Leeds was my city of "firsts". First time away from home, first time I met someone who'd never "met a Jew before", first beer, first all-night rave, first awareness of injustice, first acting opportunity. The university's Drama Society saw me fired up and acting alongside such future luminaries as Alistair McGowan, Peter Morgan and Mark Wadlow.

But rather than sit here tucked sensibly in my hotel bed by 10pm, longing for those heady days gone by, I am looking at a rejuvenated city. The Leeds I remember was in the final grips of the bitter miners' strike, constantly raining, dark and under developed.

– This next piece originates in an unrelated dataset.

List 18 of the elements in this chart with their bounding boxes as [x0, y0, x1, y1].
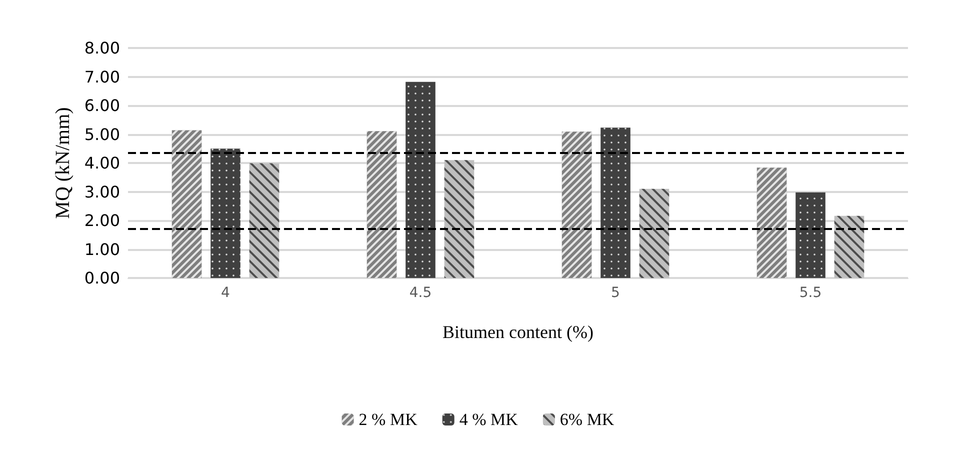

Now it is a shiny metropolis with shopping boulevards and a Victorian Quarter. Its students eat in restaurants (or so I imagine) rather than staging political demonstrations on the streets.

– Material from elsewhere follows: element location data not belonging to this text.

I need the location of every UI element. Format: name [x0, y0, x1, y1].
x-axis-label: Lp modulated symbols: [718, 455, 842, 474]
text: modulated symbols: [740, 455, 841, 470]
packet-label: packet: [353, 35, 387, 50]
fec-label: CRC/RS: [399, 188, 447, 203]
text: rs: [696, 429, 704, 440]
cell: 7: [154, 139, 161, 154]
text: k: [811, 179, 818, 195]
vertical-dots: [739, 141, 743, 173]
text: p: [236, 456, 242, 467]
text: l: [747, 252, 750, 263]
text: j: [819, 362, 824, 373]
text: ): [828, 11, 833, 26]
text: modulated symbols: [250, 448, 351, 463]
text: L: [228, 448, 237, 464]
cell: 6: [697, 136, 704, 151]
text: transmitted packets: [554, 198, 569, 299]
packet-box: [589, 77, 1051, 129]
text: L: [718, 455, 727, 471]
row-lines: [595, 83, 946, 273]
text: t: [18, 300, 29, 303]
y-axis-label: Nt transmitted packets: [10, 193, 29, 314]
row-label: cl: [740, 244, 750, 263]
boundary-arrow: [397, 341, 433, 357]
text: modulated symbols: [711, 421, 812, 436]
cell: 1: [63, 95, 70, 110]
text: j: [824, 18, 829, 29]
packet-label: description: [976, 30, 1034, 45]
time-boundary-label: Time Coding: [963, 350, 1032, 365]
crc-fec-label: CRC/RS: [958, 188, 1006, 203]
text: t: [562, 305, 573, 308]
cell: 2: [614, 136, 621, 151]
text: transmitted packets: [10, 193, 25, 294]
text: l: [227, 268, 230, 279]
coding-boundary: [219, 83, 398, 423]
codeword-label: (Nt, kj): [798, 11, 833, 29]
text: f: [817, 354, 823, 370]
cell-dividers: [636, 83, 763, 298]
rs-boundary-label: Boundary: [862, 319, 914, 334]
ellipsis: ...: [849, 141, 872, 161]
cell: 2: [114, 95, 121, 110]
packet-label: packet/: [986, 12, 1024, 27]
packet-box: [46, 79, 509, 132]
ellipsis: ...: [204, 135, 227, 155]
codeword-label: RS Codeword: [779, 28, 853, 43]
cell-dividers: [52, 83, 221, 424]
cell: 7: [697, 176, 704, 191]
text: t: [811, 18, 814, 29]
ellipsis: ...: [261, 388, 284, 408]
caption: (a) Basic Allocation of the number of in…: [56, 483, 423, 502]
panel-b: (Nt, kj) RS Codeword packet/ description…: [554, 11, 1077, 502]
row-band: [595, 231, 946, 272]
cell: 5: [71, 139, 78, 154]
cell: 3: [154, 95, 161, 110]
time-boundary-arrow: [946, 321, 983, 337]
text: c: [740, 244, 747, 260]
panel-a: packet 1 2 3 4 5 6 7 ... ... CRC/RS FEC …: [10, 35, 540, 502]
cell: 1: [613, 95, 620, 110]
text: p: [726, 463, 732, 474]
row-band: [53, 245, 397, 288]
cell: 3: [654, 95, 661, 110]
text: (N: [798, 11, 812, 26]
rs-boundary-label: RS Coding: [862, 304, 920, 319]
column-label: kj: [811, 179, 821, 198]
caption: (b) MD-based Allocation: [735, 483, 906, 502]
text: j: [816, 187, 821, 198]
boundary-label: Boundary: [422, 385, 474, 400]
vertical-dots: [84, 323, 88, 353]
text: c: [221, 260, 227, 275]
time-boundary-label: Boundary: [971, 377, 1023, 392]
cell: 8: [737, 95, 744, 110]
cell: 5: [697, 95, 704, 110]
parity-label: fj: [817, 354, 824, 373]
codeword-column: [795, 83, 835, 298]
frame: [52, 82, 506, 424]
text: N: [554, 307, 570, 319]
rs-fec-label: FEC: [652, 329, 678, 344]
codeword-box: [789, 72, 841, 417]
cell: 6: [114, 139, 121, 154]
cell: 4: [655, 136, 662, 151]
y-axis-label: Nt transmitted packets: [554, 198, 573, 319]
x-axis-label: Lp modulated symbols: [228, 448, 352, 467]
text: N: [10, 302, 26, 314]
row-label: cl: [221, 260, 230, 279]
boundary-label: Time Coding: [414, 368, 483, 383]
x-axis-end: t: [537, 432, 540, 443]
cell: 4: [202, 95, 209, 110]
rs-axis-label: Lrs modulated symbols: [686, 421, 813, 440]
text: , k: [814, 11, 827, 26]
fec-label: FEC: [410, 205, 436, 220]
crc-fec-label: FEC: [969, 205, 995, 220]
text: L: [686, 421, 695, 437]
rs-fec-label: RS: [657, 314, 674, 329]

Filming in a disused school is also dragging me back to thoughts of my past school life, with its creaky old Victorian architecture, constant cold, rickety wooden desks and blackboards scrawled with learning without meaning.

I met someone who'd never 'met a Jew'

The walls of the building hold memories of detentions and corporal punishment, of cabbage and crying in the loos. Sometimes I arrive on set having dropped my daughter at her school in the morning before boarding the East Coast train, and the "Jolly Phonic" child-led, happy creative environment that is the junior schooling of today is a world away from times tables and rote learning that characterised the schooldays of my past.

Cheder, too. The modern relevant way that Jewish education is taught in our local Cheder is a world away from the boring, not to mention utterly pointless, three sessions a week I was forced to attend from the age of four. She's learnt more in one term than I learnt in seven years.

The ultimate kick to nostalgia came this week watching Luis Suarez. His racist comment to black player Evra saw him banned for eight games. On his return, he ignored Evra and refused to shake his hand.

Football of my past was full of racist chants from the fans and there was a total lack of respect and tolerance. Do you know what the fans from both sides were chanting now in the stalls of Old Trafford? "You racist b*****d". In my world the past was different; but it was definitely not better.